Angesichts der sich wandelnden Bedrohungslandschaft ist es unerlässlich, der Cybersicherheit höchste Priorität einzuräumen. Es ist entscheidend, die Reaktionsgeschwindigkeit und den Umfang der Abwehrmaßnahmen zu erhöhen. Dies umfasst insbesondere die Verbesserung des Patch-Managements, den Aufbau einer resilienten IT-Infrastruktur durch Investition in robuste IT-Sicherheitsmaßnahmen und die Optimierung der Angriffserkennung.

Herausforderungen bei der Bewertung von KI-gesteuerten Risiken und Schäden

Auch eine Cyberversicherung ist Teil einer effektiven IT-Sicherheitsstrategie von Unternehmen. Nicht zuletzt durch das Aufkommen von KI in der Bedrohungslandschaft werden sowohl Versicherer als auch Versicherungsnehmer vor erhebliche Herausforderungen bei der Bewertung und dem Management von KI-gesteuerten Risiken und Schäden gestellt.

Die Bewertung von Risiken, die durch KI-Systeme verursacht werden, ist äußerst komplex. KI-basierte Angriffe sind oft raffinierter und dynamischer als herkömmliche Cyberangriffe. Dies erschwert die ohnehin schon komplexe Identifikation und Quantifizierung von Risiken. Eine weitere Herausforderung ist der Mangel an historischen Daten zu KI-gesteuerten Angriffen. Da diese Technologien vergleichsweise neu sind, gibt es nur begrenzte Informationen über ihre langfristigen Auswirkungen und die Häufigkeit von Vorfällen. Dieser Mangel an Daten erschwert es den Versicherern, präzise Risikomodelle zu erstellen und angemessene Versicherungspolicen anzubieten. Versicherer sind auf die Zusammenarbeit mit IT-Sicherheitsexperten angewiesen, die spezielle Modelle entwickeln, um die potenziellen Auswirkungen von KI-Angriffen genauer bewerten zu können.

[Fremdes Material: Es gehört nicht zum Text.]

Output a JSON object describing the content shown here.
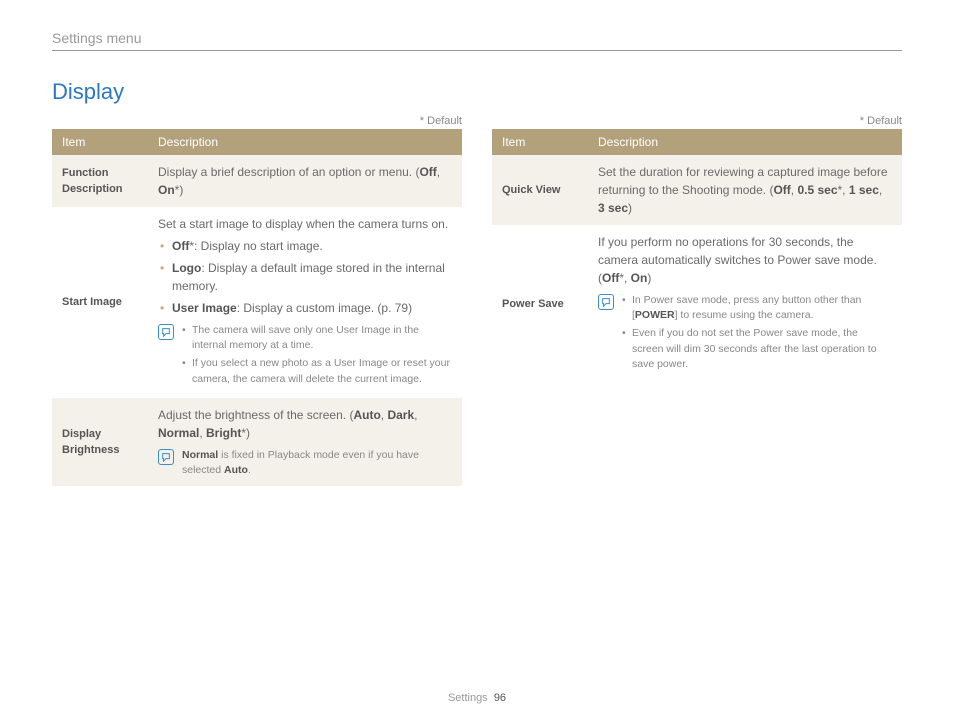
{
  "colors": {
    "accent": "#2a78c0",
    "header_bg": "#b3a17c",
    "row_alt_bg": "#f4f1ea",
    "note_icon": "#3b8fc3",
    "opt_bullet": "#c9a96a",
    "text": "#6a6a6a",
    "rule": "#999999"
  },
  "breadcrumb": "Settings menu",
  "title": "Display",
  "default_note": "* Default",
  "headers": {
    "item": "Item",
    "desc": "Description"
  },
  "left": {
    "rows": [
      {
        "item": "Function Description",
        "desc_pre": "Display a brief description of an option or menu. (",
        "opt1": "Off",
        "sep": ", ",
        "opt2": "On",
        "star": "*",
        "desc_post": ")"
      },
      {
        "item": "Start Image",
        "intro": "Set a start image to display when the camera turns on.",
        "opts": [
          {
            "b": "Off",
            "star": "*",
            "rest": ": Display no start image."
          },
          {
            "b": "Logo",
            "rest": ": Display a default image stored in the internal memory."
          },
          {
            "b": "User Image",
            "rest": ": Display a custom image. (p. 79)"
          }
        ],
        "note": [
          "The camera will save only one User Image in the internal memory at a time.",
          "If you select a new photo as a User Image or reset your camera, the camera will delete the current image."
        ]
      },
      {
        "item": "Display Brightness",
        "desc_pre": "Adjust the brightness of the screen. (",
        "o1": "Auto",
        "s1": ", ",
        "o2": "Dark",
        "s2": ", ",
        "o3": "Normal",
        "s3": ", ",
        "o4": "Bright",
        "star": "*",
        "desc_post": ")",
        "note_b1": "Normal",
        "note_mid": " is fixed in Playback mode even if you have selected ",
        "note_b2": "Auto",
        "note_end": "."
      }
    ]
  },
  "right": {
    "rows": [
      {
        "item": "Quick View",
        "desc_pre": "Set the duration for reviewing a captured image before returning to the Shooting mode. (",
        "o1": "Off",
        "s1": ", ",
        "o2": "0.5 sec",
        "star": "*",
        "s2": ", ",
        "o3": "1 sec",
        "s3": ", ",
        "o4": "3 sec",
        "desc_post": ")"
      },
      {
        "item": "Power Save",
        "desc_pre": "If you perform no operations for 30 seconds, the camera automatically switches to Power save mode. (",
        "o1": "Off",
        "star": "*",
        "s1": ", ",
        "o2": "On",
        "desc_post": ")",
        "note": [
          {
            "pre": "In Power save mode, press any button other than [",
            "b": "POWER",
            "post": "] to resume using the camera."
          },
          {
            "text": "Even if you do not set the Power save mode, the screen will dim 30 seconds after the last operation to save power."
          }
        ]
      }
    ]
  },
  "footer": {
    "label": "Settings",
    "page": "96"
  }
}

Bewältigung der Herausforderung durch präzisere Risikobewertungen

In dem Maße, in dem KI die Bedrohungen verschärft, kann sie jedoch auch zum Management der Risiken eingesetzt werden. KI-gestützte Analysetools ermöglichen es Versicherungsunternehmen, große Datenmengen zu analysieren und dadurch präzisere Risikobewertungen durchzuführen. Diese Tools können Muster und Trends erkennen und bieten so eine Basis für eine genauere Einschätzung der Risiken. Dies kann dabei helfen, maßgeschneiderte Versicherungspolicen zu erstellen, die besser auf die spezifischen Bedürfnisse der Kunden abgestimmt sind.

Um das volle Potenzial von KI in der Cyberversicherung auszuschöpfen, müssen Versicherer und Unternehmen kontinuierlich mit Experten zusammenarbeiten, um ihre Sicherheitsstrategien zu verbessern und sich an die sich schnell verändernde Bedrohungslandschaft anzupassen. Durch die Zusammenarbeit und den Austausch von Wissen können sie gemeinsam eine robustere und sicherere digitale Zukunft gestalten.